Lors de la résolution des enchères une à une, chaque joueur reçoit une carte de chaque type plus les meeples présents dessus qui viendront peupler la ville mais pas utilisables de suite, avec un bonus pour le gagnant de l’enchère (gain de PV, une carte objet pioché, recul de son disque sur la piste de menace,…) et un malus pour le perdant (perte de PV, +1 maraudeur, perte d’un objet…).

Ce système d’enchères est à la fois tendu et non frustrant puisque chaque joueur reçoit une carte de chaque type tout en recevant bonus et malus. Il est impossible de se positionner partout, la concurrence est rude et cette phase s’avère très tactique selon les cartes convoitées. Empêcher un adversaire d’acquérir trop facilement une bonne carte est possible mais devient pénalisante en consommant des meeples ! Dilemme !

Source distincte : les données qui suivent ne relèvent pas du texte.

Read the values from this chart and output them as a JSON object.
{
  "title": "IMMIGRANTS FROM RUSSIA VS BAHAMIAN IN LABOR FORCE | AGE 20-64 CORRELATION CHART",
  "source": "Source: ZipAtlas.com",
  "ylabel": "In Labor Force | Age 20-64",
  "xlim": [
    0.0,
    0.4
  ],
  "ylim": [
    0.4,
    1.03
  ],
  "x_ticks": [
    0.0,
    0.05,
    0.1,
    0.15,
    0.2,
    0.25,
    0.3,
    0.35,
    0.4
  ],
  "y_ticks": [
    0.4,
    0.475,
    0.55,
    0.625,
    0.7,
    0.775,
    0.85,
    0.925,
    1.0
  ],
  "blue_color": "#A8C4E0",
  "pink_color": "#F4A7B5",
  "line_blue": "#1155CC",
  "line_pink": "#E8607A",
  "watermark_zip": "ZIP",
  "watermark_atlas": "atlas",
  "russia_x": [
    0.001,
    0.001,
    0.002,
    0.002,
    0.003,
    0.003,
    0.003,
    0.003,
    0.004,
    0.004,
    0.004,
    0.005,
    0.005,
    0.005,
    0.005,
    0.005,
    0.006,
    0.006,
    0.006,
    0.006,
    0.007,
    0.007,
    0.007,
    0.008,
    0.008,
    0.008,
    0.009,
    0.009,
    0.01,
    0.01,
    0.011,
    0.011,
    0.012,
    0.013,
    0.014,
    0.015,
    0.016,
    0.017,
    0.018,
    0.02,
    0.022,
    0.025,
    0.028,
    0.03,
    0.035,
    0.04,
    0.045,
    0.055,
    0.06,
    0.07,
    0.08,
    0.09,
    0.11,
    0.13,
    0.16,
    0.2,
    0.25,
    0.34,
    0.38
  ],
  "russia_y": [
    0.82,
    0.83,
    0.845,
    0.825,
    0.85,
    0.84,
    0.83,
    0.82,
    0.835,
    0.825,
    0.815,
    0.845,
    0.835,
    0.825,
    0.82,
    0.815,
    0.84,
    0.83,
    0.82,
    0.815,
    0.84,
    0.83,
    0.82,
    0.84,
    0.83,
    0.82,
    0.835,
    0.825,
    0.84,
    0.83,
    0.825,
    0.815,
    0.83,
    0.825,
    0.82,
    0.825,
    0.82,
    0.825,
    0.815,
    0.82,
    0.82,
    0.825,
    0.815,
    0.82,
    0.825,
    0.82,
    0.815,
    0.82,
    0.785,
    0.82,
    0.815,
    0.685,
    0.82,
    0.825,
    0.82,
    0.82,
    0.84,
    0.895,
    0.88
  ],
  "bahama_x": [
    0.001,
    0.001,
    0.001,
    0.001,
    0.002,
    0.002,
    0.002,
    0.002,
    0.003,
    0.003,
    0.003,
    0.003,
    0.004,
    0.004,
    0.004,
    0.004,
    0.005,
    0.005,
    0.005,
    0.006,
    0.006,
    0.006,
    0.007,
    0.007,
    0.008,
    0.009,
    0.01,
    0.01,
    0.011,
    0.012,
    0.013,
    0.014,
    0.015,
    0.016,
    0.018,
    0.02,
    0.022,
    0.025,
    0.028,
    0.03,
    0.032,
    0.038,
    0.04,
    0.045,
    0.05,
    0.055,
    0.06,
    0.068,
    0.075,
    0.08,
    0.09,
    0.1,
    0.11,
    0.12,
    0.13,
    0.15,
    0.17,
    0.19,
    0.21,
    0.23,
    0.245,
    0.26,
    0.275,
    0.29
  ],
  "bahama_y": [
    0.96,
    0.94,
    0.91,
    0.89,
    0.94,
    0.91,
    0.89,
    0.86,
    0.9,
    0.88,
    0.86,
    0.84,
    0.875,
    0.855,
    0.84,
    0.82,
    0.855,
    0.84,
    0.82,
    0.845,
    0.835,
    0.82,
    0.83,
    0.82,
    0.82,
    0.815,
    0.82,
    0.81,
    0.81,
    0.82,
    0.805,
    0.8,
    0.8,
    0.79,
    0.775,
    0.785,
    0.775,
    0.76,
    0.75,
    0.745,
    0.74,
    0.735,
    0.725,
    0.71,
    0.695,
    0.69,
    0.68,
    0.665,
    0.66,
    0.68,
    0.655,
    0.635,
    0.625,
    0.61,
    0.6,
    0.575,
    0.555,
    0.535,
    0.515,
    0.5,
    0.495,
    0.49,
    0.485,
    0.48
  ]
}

Le nouveau bâtiment est placé sur l’un des emplacements encore libres de sa ville ou par dessus un bâtiment de même type. Un bâtiment

Puis chaque joueur active les bâtiments en positionnant les personnages / meeples récupérés de la 3ième colonne d’enchères de la bonne couleur demandée par la carte pour réaliser différentes actions :

  • défendre la ville en faisant reculer son marqueur sur la piste des maraudeurs : les soldats (meeples bleus) étant plus efficaces. On gagne 1 PV par maraudeur tué.
  • acquérir des objets soit en piochant à l’aveugle dans la pile ou choisir une carte parmi 3 piochées
  • marquer des points
  • autres effets divers (transformation d’ouvrier en ingénieur, …)
p1050822_600p450

Je fais bosser mes ingénieurs : 6 PV au quartier général (1ère carte), le soldat bleu à la tour de garde et l’ingénieur au champ de mines font diminuer de 5 sur la piste des maraudeurs (occasionnant 10 PV au lieu de 5 grâce à une carte église , bâtiment à l’effet permanent) , enfin je pioche 2 cartes à l’aveugle grâce aux ingénieurs placés l’un à la librairie et l’autre au cimetière d’avion.

On peut activer plusieurs effets d’une même carte bâtiment en respectant la couleur du personnage/meeple associé, sachant que notre leader violet est d’une couleur joker.

Survient ensuite une phase de résolution où l’on vérifie si tous nos survivants (même ceux qui sont derrière le paravent qui viennent juste de rejoindre la ville) peuvent trouver un logis (somme du chiffre en haut des cartes bâtiments). Si ce n’est pas le cas, on perd le surplus de meeple et 2 PV / personnage !

Les cartes objets permettent de réaliser des collections pour marquer des PV et peuvent également servir pour marquer des points selon certaines tuiles objectifs.

p1050818_600p450

Le système d’enchères est bien fichu et demande pas mal de réflexion en tentant d’anticiper les souhaits des autres joueurs. Moi qui habituellement crains les mécanismes d’enchères, cet aspect du jeu ne m’a pas du tout gêné, au contraire. Le fait qu’il se déroule sur un tour n’y est certainement pas étranger.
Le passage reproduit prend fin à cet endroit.